Ye are my friends, if ye do whatsoever I command you.

I know who my neighbour is: it is he who needs me. But who is my friend? It is not only someone whose various calls I must speedily heed to, but also a person with whom I share the same mystery of who he is and who am I. And I know it, because I know who our Father is.

When are usually secrets and especially this mystery entrusted to you? When you are found worthy of it. But when are you worthy of it? When you are ready to keep it. We obey the commands not in fear of a severe ruler, neither because we might “understand” that “this is how it should be,” but because we trust Him. We trust Him because we trust His love, which He proved it by first doing Himself all that He is now asking from us.

What is this mystery that you are asked to die for it? It is yourself. To die for it is to save yourself, or better said, to allow the mystery to save you. Yet, this mystery is not reduced to you, but it comprises the Truster and the entrusted one as well.

In what way can we betray this mystery of who we are? Not by disclosing it, since who we are is always there, in the open.  We break the bond of trust whenever we behave like somebody else, like a stranger to ourselves and consequently, to those who innocently have put their trust in us. In a sense, our betrayal does not bring us back to the stranger we used to be, but it turns us in an even worse situation, that of trespassers of the Word: “You betrayed me. You broke your word.” This natural example of a dictionary entry preserves the remote reminiscence of the intimate link between trust and the words entrusted. To become such trespassers, we first have to forget the mystery of who we really are. Forgetting is the name of such a betrayal. In this way, sin, as the proper act of betrayal, replaces the real identity of us becoming our new identifying mark, our new terrible secret. This is why, in order to recover our true identity, we have to reveal our secret sins to the Keeper and Restorer of our true self (through a confessor, who is the exclusive assurance that we were actually heard and forgiven).

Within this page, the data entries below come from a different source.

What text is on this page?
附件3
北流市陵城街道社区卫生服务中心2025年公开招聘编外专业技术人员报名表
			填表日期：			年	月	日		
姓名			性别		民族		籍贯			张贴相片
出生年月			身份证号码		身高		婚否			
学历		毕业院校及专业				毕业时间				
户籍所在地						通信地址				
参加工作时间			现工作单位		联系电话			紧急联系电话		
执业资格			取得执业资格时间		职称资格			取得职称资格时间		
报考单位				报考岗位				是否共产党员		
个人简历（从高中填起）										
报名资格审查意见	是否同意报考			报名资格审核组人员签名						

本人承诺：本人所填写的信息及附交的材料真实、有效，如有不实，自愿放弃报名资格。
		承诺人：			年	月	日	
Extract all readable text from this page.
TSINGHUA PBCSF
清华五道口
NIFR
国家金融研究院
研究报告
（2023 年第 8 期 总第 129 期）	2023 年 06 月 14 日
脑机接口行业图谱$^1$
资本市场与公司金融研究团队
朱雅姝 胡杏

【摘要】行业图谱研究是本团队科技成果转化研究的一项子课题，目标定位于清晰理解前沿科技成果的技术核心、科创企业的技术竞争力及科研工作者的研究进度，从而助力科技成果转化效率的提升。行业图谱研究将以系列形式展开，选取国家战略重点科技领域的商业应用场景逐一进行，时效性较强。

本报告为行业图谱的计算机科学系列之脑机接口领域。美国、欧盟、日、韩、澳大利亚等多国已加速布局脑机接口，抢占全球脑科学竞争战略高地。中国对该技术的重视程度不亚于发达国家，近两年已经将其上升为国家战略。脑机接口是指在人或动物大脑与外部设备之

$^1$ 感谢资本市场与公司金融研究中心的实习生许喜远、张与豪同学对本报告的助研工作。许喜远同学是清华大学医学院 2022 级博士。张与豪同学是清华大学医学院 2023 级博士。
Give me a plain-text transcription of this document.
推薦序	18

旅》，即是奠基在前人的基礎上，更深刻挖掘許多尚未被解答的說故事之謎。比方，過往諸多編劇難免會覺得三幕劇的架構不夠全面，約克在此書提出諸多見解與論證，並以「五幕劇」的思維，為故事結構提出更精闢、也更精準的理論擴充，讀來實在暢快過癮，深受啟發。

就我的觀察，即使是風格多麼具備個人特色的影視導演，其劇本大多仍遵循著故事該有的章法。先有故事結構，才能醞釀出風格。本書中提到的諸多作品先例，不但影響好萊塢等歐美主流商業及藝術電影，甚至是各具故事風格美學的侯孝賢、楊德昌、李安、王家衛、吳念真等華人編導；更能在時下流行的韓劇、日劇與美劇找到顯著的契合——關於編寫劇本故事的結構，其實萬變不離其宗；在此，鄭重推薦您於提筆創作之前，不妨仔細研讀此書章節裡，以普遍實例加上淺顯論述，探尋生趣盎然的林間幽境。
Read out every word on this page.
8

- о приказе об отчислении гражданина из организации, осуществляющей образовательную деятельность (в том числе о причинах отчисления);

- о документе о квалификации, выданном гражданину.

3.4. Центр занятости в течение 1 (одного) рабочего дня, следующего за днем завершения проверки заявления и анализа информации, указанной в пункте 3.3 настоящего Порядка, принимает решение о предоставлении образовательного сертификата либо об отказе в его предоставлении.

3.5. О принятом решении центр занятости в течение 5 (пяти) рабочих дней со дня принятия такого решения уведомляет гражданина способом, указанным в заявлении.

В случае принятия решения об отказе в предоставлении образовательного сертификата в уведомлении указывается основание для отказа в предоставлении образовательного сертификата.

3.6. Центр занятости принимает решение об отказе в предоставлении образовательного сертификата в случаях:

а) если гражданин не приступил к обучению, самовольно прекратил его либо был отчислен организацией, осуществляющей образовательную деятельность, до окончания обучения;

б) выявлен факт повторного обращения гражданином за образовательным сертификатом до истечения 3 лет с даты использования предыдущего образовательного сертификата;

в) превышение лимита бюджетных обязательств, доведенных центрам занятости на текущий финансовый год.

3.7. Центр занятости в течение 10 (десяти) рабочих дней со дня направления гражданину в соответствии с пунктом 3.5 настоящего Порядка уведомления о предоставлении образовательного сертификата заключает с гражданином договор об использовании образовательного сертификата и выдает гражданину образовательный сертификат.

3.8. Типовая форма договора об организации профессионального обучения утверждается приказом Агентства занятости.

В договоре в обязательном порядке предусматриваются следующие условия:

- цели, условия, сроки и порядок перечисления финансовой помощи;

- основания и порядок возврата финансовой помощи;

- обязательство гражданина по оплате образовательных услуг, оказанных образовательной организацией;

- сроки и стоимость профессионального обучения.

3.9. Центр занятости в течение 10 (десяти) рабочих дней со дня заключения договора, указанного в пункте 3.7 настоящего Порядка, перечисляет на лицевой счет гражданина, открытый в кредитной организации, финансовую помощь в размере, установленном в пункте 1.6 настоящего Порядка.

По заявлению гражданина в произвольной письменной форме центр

Along with the nature of trust involved by friendship, we have also discovered a criterion of friendship: it is a friend of yours he who keeps your secrets. The deeper the secret, the greater the friendship. In order to distinguish from common secrets, I called the ultimate secrets mysteries. So, although true friendship does not exclude petty, domestic secrets, nevertheless it does not revolve around them, nor can it exist within the deadly circles of blackmailing and struggle for power. It can only appear and it is nourished by the vital mystery of the circle within which we receive our true face and our true name.

The mystery of your existence, of who you are and why do you exist, completely unknown by you, as it is naturally hidden from the mortals, cannot be revealed to you by any other than the greatest, the supreme friend: the Life Himself. Shield this mystery at all costs, even with the price of your life, and you shall live. True friendship is this bond of brothers, of those committed to guarding God’s mystery because it is their mystery also.